Récemment, Dispatch a mené une enquête et publié des détails concernant les accusations d'agression sexuelle entre une BJ (diffuseur en ligne) et un homme identifié comme le frère de Jisoo (Blackpink). La victime dans l'incident est une BJ active, appelée "B", tandis que le suspect est "A".
Selon les informations des représentants juridiques des deux parties, de nombreux détails de l'affaire présentent des coïncidences dans le déroulement, mais il existe également de grandes contradictions dans les témoignages, en particulier aux étapes importantes.
La rencontre a commencé à partir d'un dîner
Selon les deux parties, l'affaire a commencé lorsque "A" a rejoint la plateforme de diffusion en ligne SOOP (anciennement AfreecaTV) et a regardé par hasard le livestream de "B". Ensuite, "A" a offert environ 35 000 "stars", soit l'équivalent de 3,5 millions de wons, en échange d'un dîner.
Les deux se sont rencontrés le 15 avril, dans un restaurant de Cheongdam Dong, à Séoul. La rencontre a duré de 18h30 à 22h, après quoi ils ont continué à se rendre chez "A".
B" a déclaré qu'elle avait accepté de continuer la rencontre parce que "A s'est comportée poliment pendant le repas et n'a pas eu de contact physique". Après être rentrés chez eux, ils ont tous les deux grignoté, bu de l'alcool et regardé la télévision sur le canapé - c'est aussi la période où les témoignages des deux parties étaient encore unis.

Le conflit a commencé dans la chambre principale.
Des controverses ont éclaté lorsque les deux parties ont donné des témoignages différents sur le déménagement dans la chambre.
Selon "A", "B" est entré lui-même dans la chambre et s'est allongé sur le lit en premier, lui faisant comprendre qu'il s'agissait d'un signal de consentement. Cependant, "B" a nié, affirmant qu'elle avait seulement tiré "A" dans la chambre pour qu'il se repose car elle avait sommeil après avoir pris des somnifères, et qu'elle devait terminer le livestream.
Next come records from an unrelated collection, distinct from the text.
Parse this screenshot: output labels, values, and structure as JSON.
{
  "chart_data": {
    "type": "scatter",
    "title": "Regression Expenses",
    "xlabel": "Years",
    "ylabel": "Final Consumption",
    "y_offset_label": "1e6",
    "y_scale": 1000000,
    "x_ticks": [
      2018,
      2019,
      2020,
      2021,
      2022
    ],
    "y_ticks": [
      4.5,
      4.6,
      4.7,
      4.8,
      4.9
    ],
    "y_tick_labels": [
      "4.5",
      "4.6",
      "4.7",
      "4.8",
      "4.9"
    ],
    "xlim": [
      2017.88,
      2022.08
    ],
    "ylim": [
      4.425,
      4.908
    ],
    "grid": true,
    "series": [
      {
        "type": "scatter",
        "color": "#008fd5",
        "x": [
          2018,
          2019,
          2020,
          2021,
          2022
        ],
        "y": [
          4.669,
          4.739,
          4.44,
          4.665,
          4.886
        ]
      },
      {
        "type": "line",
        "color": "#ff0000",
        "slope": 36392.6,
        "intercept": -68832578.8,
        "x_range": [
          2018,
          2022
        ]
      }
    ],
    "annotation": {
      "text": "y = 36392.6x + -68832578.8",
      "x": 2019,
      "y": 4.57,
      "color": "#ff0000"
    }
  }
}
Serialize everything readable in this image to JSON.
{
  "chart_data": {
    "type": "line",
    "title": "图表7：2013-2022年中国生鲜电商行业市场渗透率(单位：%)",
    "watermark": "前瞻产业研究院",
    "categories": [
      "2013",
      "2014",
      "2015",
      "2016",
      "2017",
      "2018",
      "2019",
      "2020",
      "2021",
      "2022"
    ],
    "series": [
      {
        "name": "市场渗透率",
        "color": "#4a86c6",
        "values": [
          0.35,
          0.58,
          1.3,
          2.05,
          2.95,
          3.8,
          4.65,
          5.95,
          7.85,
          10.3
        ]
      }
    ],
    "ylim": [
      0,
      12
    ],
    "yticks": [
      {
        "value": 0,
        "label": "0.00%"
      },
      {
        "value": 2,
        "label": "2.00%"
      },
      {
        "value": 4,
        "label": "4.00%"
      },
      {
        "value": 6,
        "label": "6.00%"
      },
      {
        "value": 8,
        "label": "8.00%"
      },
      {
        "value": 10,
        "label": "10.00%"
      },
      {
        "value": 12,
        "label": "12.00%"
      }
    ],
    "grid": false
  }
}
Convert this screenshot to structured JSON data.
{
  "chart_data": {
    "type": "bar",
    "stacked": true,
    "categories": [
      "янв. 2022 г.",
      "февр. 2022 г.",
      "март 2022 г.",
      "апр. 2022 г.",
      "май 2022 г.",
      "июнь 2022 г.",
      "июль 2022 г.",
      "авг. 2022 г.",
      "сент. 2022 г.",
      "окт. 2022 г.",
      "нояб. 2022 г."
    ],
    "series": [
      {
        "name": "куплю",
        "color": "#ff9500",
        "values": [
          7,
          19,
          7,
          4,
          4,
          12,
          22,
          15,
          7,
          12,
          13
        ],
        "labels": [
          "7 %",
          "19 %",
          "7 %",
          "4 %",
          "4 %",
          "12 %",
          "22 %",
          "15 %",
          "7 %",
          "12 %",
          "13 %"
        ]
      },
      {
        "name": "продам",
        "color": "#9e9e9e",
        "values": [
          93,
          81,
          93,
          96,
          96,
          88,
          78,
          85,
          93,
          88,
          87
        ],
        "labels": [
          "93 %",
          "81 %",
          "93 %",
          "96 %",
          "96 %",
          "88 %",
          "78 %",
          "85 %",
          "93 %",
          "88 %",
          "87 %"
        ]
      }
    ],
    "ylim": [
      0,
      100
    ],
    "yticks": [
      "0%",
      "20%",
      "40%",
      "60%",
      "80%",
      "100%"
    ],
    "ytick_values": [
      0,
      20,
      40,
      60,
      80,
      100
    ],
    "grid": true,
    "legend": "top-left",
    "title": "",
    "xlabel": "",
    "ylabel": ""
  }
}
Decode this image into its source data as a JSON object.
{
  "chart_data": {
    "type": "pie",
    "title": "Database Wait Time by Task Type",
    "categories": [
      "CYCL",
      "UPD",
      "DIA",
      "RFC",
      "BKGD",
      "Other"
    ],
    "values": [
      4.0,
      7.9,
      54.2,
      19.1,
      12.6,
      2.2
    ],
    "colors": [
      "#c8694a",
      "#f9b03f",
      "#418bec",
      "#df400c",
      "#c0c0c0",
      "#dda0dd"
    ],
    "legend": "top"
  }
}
Les deux parties ont également apporté des explications contradictoires sur les intentions et les actions à ce moment-là, notamment en ce qui concerne la question de savoir s'il existe un facteur de consensus ou non.
Témoignages opposés sur l'acte de contact
A" a affirmé que toutes les actions se sont déroulées naturellement et qu'il n'y avait pas eu d'opposition claire de la part de "B", affirmant que s'il y avait une demande d'arrêt, il s'arrêterait.
Pendant ce temps, "B" a déclaré qu'elle avait été tirée vers elle et forcée de s'allonger sur le lit, puis qu'un acte de violence avait eu lieu malgré sa résistance.
Le point central de l'affaire réside dans la question du consensus, un facteur clé dans les affaires liées aux crimes sexuels.
A" a affirmé que l'autre partie ne s'était pas opposée et que tout s'était déroulé volontairement. Au contraire, "B" a souligné qu'elle avait refusé à plusieurs reprises mais n'avait pas pu échapper à la situation et avait cherché à retarder pour traiter et signaler l'incident.
Les deux parties ont également donné des explications différentes sur le comportement ultérieur, notamment le déplacement dans la salle de bain et le moment du signalement de l'incident.
L'affaire fait toujours l'objet d'une enquête.
L'affaire fait toujours l'objet d'une enquête des autorités compétentes. Les informations publiées sont principalement basées sur les témoignages des deux parties et il n'y a pas encore de conclusion finale.
Les parties "A" et "B" ont toutes deux consulté des représentants légaux pour demander des éclaircissements sur l'affaire, tandis que la communauté en ligne continue de suivre les nouveaux développements de l'organisme d'enquête et des médias.
Bien que les autorités n'aient pas confirmé l'information, l'opinion publique coréenne a continué à exploser d'une vague de critiques concernant Kim Jung Hoon, ce qui a également affecté Jisoo (Blackpink).
Sur les réseaux sociaux, de nombreux soupçons suggèrent que le frère de Jisoo a peut-être profité de l'influence de sa sœur pour dissimuler des actes répréhensibles, en particulier après l'apparition d'informations sur le retrait de certains anciens articles de journaux.
Face à la pression de l'opinion publique, l'équipe juridique de Jisoo s'est exprimée le 20 avril, affirmant que les rumeurs diffusées n'étaient pas liées à la chanteuse et à la société Blissoo, et a déclaré que de nombreux contenus en ligne n'étaient que des spéculations non vérifiées ou fausses.